Badger cull under way in England for sixth year

Badger culling, which aims to prevent the spread of bovine TB, has started across England for a sixth consecutive year, Farmers Weekly understands.

An industry source close to Defra said the badger cull had restarted on Monday, 10 September across many of the existing 21 zones.

The source told Farmers Weekly that Natural England was set to announce the approval of culling licences for 10 new zones.

See also: Analysis – is the badger cull in England working?

These include Avon, Berkshire, Derbyshire, Oxfordshire, Hampshire, Shropshire, Staffordshire, Warwickshire as well as parts of Wiltshire and Devon, two counties where culling licences are already in place.

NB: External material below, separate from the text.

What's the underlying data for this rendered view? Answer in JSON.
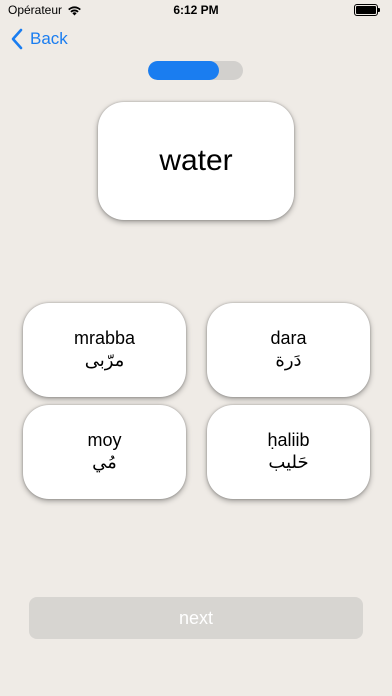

“Progress has been really good,” said the source. “We are getting to the stage where the boundaries are being covered and we are starting to get successful control of badger numbers.

“The results are tremendous. We have seen a big reduction in the numbers of new herd outbreaks, but also an even bigger reduction in the number of reactors being taken.”

New culling licences

Defra is expected to confirm later this week on its website that the government had granted new culling licences for 2018.

A Defra spokesperson said: “Bovine TB is a slow moving, insidious disease which presents many challenges.

“There is no single measure that will provide an easy answer and that is why we are pursuing a wide range of interventions from cattle testing and movement controls to improving farm biosecurity, and a cull of badgers where they are linked with herd breakdowns.”

The government says bovine TB is the “greatest animal health threat to the UK”. Dealing with this disease costs taxpayers more than £100m each year.

Over the last year alone more than 33,000 cattle had to be slaughtered in England, causing devastation and distress for farmers and rural communities.

Cull expansion

Dominic Dyer, chief executive of the Badger Trust, said with 10 new licences in operation in 2018, more badgers could be killed in 2018 than the last five years combined.

“By the end of 2018 over 70,000 badgers could have been killed as a result of culling and if the policy continues to be expanded this will figure will exceed 150,000 by 2020,” he added.

Mr Dyer said large numbers of badger cubs and their mothers (sows) had died this summer as a result of heat exhaustion and being unable to get access to food – the  ground has been too hard to get earthworms or water. 

More badgers had also died on the road as they have been forced to move out of their territories in search of food and water.

Mr Dyer said expanding the cull following the heatwave risked “pushing the badger on the verge of local extinction”, especially in Gloucestershire, Somerset, Devon and Cornwall where culling has been taking place over the longest period.

Farmers targeted

Meanwhile, animal rights activists have been posting pictures on social media of farmers allegedly involved in the cull alongside the words “badger killers”.

Mr Dyer said although the Badger Trust strongly opposes the culls, he could not condone any violence or intimidation of farmers. “We believe in peaceful protest. The Badger Trust has been very clear on this.”

The Animal and Plant Health Agency is set to publish a review of the results on the first four years of the badger cull later this autumn.

Population biologist and fellow of the Royal Society Sir Charles Godfray will soon publish the results of an independent review of the government’s 25-year strategy to eradicate bovine TB in England.